Governor signs OLF legislation

Published 2:22 pm Tuesday, May 5, 2009

RALEIGH – Signed, sealed and delivered.

Last week, North Carolina Governor Beverly Perdue placed her name on legislation aimed at preventing the Navy from building an OLF (Outlying Landing Field) in Gates or Camden County.

This comes after the North Carolina Senate voted unanimously (49-0) on April 22 to ratify Senate Bill 808 – an amendment to the state’s Federal Reserve Statute.

By a landslide vote of 113-0, the North Carolina House of Representatives had earlier approved the same legislation (House Bill 613).
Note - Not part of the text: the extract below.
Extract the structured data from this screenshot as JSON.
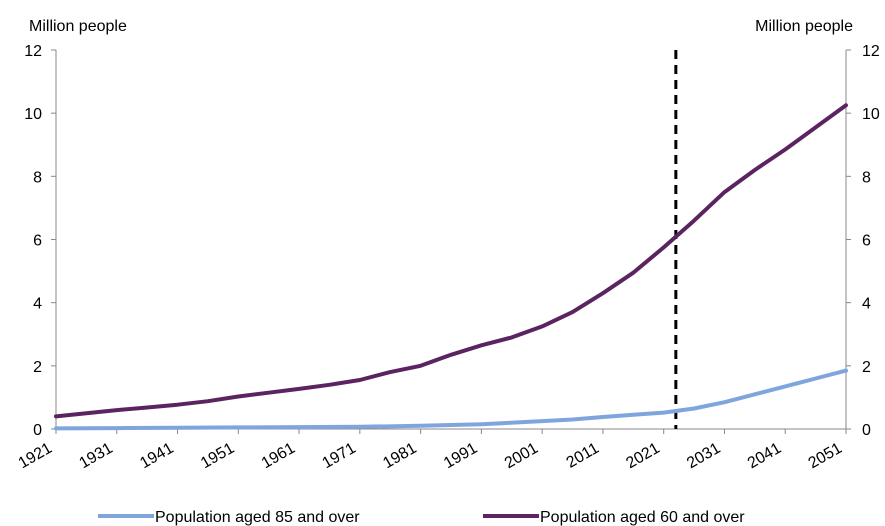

The House bill was filed March 16 with Representatives Annie Mobley (D-Ahoskie) and Bill Owens (D-Elizabeth City) as the primary sponsors. Local District 4 State Senator Ed Jones of Halifax County introduced the legislation on his side of the state’s General Assembly on April 20.

Now with the Governor’s signature, the legislation officially amends the state’s Federal Reservation Statute to read that “the consent of the state is not granted to the United States for acquisition, by purchase, condemnation or otherwise, of land in the state for the purpose of establishing an outlying landing field in a county or counties which have no existing military base for the purpose of supporting and training of aircraft squadrons stationed at or transient to military bases or military stations located outside of the state.”
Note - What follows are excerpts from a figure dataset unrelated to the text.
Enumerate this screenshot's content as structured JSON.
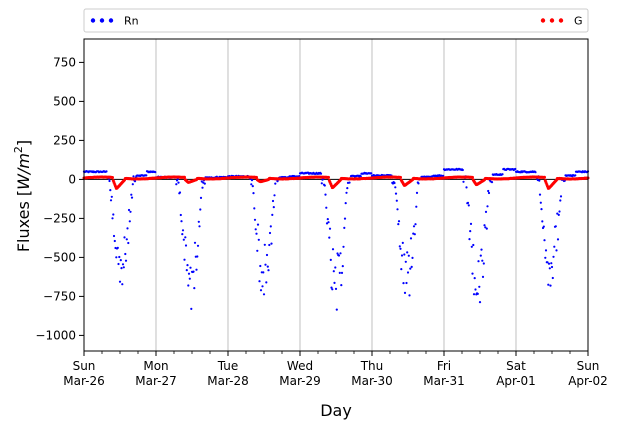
{
  "chart_data": {
    "type": "scatter",
    "xlabel": "Day",
    "ylabel_prefix": "Fluxes [",
    "ylabel_unit": "W/m",
    "ylabel_exp": "2",
    "ylabel_suffix": "]",
    "ylim": [
      -1100,
      900
    ],
    "yticks": [
      -1000,
      -750,
      -500,
      -250,
      0,
      250,
      500,
      750
    ],
    "x_range_days": [
      0,
      7
    ],
    "xticks": [
      {
        "day": 0,
        "line1": "Sun",
        "line2": "Mar-26"
      },
      {
        "day": 1,
        "line1": "Mon",
        "line2": "Mar-27"
      },
      {
        "day": 2,
        "line1": "Tue",
        "line2": "Mar-28"
      },
      {
        "day": 3,
        "line1": "Wed",
        "line2": "Mar-29"
      },
      {
        "day": 4,
        "line1": "Thu",
        "line2": "Mar-30"
      },
      {
        "day": 5,
        "line1": "Fri",
        "line2": "Mar-31"
      },
      {
        "day": 6,
        "line1": "Sat",
        "line2": "Apr-01"
      },
      {
        "day": 7,
        "line1": "Sun",
        "line2": "Apr-02"
      }
    ],
    "grid": "vertical",
    "legend_placement": "top, above plot",
    "zero_line": true,
    "series": [
      {
        "name": "Rn",
        "color": "#0000ff",
        "daily_pattern": [
          {
            "trough_center": 0.52,
            "min": -740,
            "night_level": 55
          },
          {
            "trough_center": 1.48,
            "min": -870,
            "night_level": 20
          },
          {
            "trough_center": 2.5,
            "min": -800,
            "night_level": 25
          },
          {
            "trough_center": 3.5,
            "min": -930,
            "night_level": 45
          },
          {
            "trough_center": 4.48,
            "min": -800,
            "night_level": 30
          },
          {
            "trough_center": 5.47,
            "min": -890,
            "night_level": 70
          },
          {
            "trough_center": 6.48,
            "min": -700,
            "night_level": 55
          }
        ]
      },
      {
        "name": "G",
        "color": "#ff0000",
        "daily_pattern": [
          {
            "trough_center": 0.45,
            "min": -60
          },
          {
            "trough_center": 1.45,
            "min": -20
          },
          {
            "trough_center": 2.45,
            "min": -15
          },
          {
            "trough_center": 3.45,
            "min": -55
          },
          {
            "trough_center": 4.45,
            "min": -40
          },
          {
            "trough_center": 5.45,
            "min": -35
          },
          {
            "trough_center": 6.45,
            "min": -60
          }
        ]
      }
    ]
  }
}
While the legislation does not totally prohibit the Navy from seeking to construct an OLF in either Gates or Camden County, or any other county without an existing military aircraft base, it does give the state legal grounds on which to challenge the issue through the courts.
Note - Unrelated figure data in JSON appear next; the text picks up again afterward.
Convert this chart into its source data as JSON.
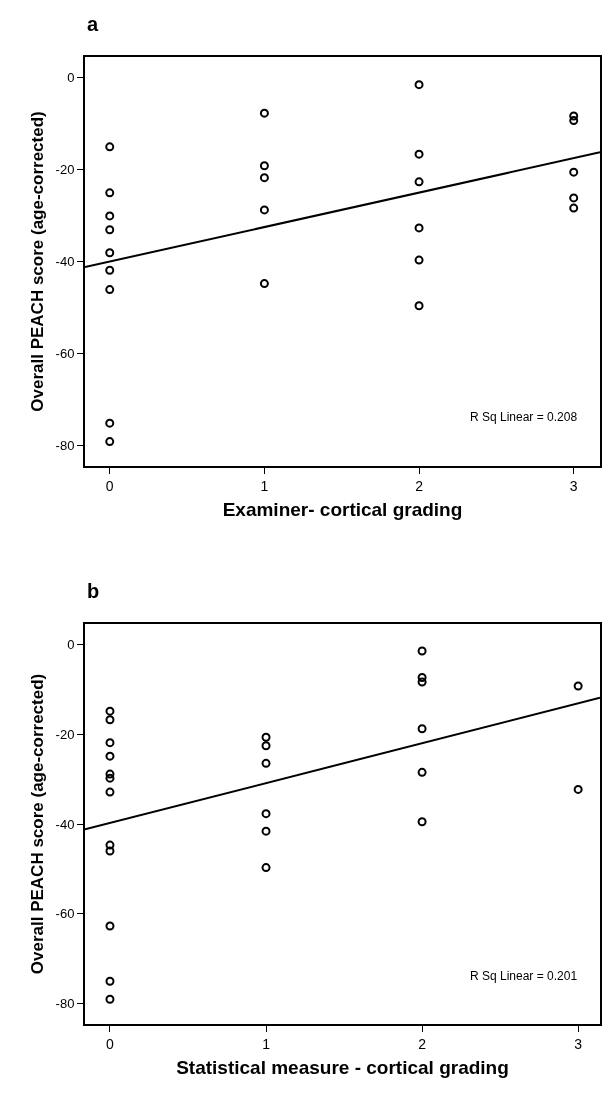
{
  "chart_data": [
    {
      "type": "scatter",
      "title": "a",
      "xlabel": "Examiner- cortical grading",
      "ylabel": "Overall PEACH score (age-corrected)",
      "xlim": [
        -0.16,
        3.17
      ],
      "ylim": [
        -84.4,
        4.4
      ],
      "xticks": [
        0,
        1,
        2,
        3
      ],
      "yticks": [
        0,
        -20,
        -40,
        -60,
        -80
      ],
      "annotations": [
        "R Sq Linear = 0.208"
      ],
      "series": [
        {
          "marker": "circle",
          "color": "#000000",
          "x": [
            0,
            0,
            0,
            0,
            0,
            0,
            0,
            0,
            0,
            1,
            1,
            1,
            1,
            1,
            2,
            2,
            2,
            2,
            2,
            2,
            3,
            3,
            3,
            3,
            3
          ],
          "values": [
            -15.1,
            -25.1,
            -30.1,
            -33.1,
            -38.1,
            -41.9,
            -46.1,
            -75.1,
            -79.1,
            -7.8,
            -19.2,
            -21.8,
            -28.8,
            -44.8,
            -1.6,
            -16.7,
            -22.7,
            -32.7,
            -39.7,
            -49.6,
            -8.4,
            -9.4,
            -20.6,
            -26.2,
            -28.4
          ]
        },
        {
          "type": "line",
          "color": "#000000",
          "x": [
            -0.16,
            3.17
          ],
          "values": [
            -41.2,
            -16.3
          ]
        }
      ]
    },
    {
      "type": "scatter",
      "title": "b",
      "xlabel": "Statistical measure - cortical grading",
      "ylabel": "Overall PEACH score (age-corrected)",
      "xlim": [
        -0.16,
        3.14
      ],
      "ylim": [
        -84.5,
        4.5
      ],
      "xticks": [
        0,
        1,
        2,
        3
      ],
      "yticks": [
        0,
        -20,
        -40,
        -60,
        -80
      ],
      "annotations": [
        "R Sq Linear = 0.201"
      ],
      "series": [
        {
          "marker": "circle",
          "color": "#000000",
          "x": [
            0,
            0,
            0,
            0,
            0,
            0,
            0,
            0,
            0,
            0,
            0,
            0,
            1,
            1,
            1,
            1,
            1,
            1,
            2,
            2,
            2,
            2,
            2,
            2,
            3,
            3
          ],
          "values": [
            -14.9,
            -16.8,
            -21.9,
            -24.9,
            -28.9,
            -29.8,
            -32.9,
            -44.7,
            -46.0,
            -62.7,
            -75.0,
            -79.0,
            -20.7,
            -22.6,
            -26.5,
            -37.7,
            -41.6,
            -49.7,
            -1.5,
            -7.4,
            -8.4,
            -18.8,
            -28.5,
            -39.5,
            -9.3,
            -32.3
          ]
        },
        {
          "type": "line",
          "color": "#000000",
          "x": [
            -0.16,
            3.14
          ],
          "values": [
            -41.2,
            -11.9
          ]
        }
      ]
    }
  ]
}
“The Navy can still come here and make an offer to purchase our land, but with this bill the state of North Carolina can say no,” said Gates County Commissioner Kenneth Jernigan. “If the Navy wants to force the issue from there, the state attorney general can step in. He will defend the state and Gates County in this issue, and he will do that at no cost to Gates County.”

“In short, what this bill does is gives the Navy another hurdle they must jump over,” Rep. Mobley said in an earlier interview. “Not that it will deter them any, but maybe this will force the Navy to keep their noise in Virginia rather than dumping it on us.”

The Navy is seeking to build an OLF, a military aircraft practice facility, in either Gates or Camden County. Three other possible OLF sites are in Virginia, one each in Southampton, Sussex and Surry counties.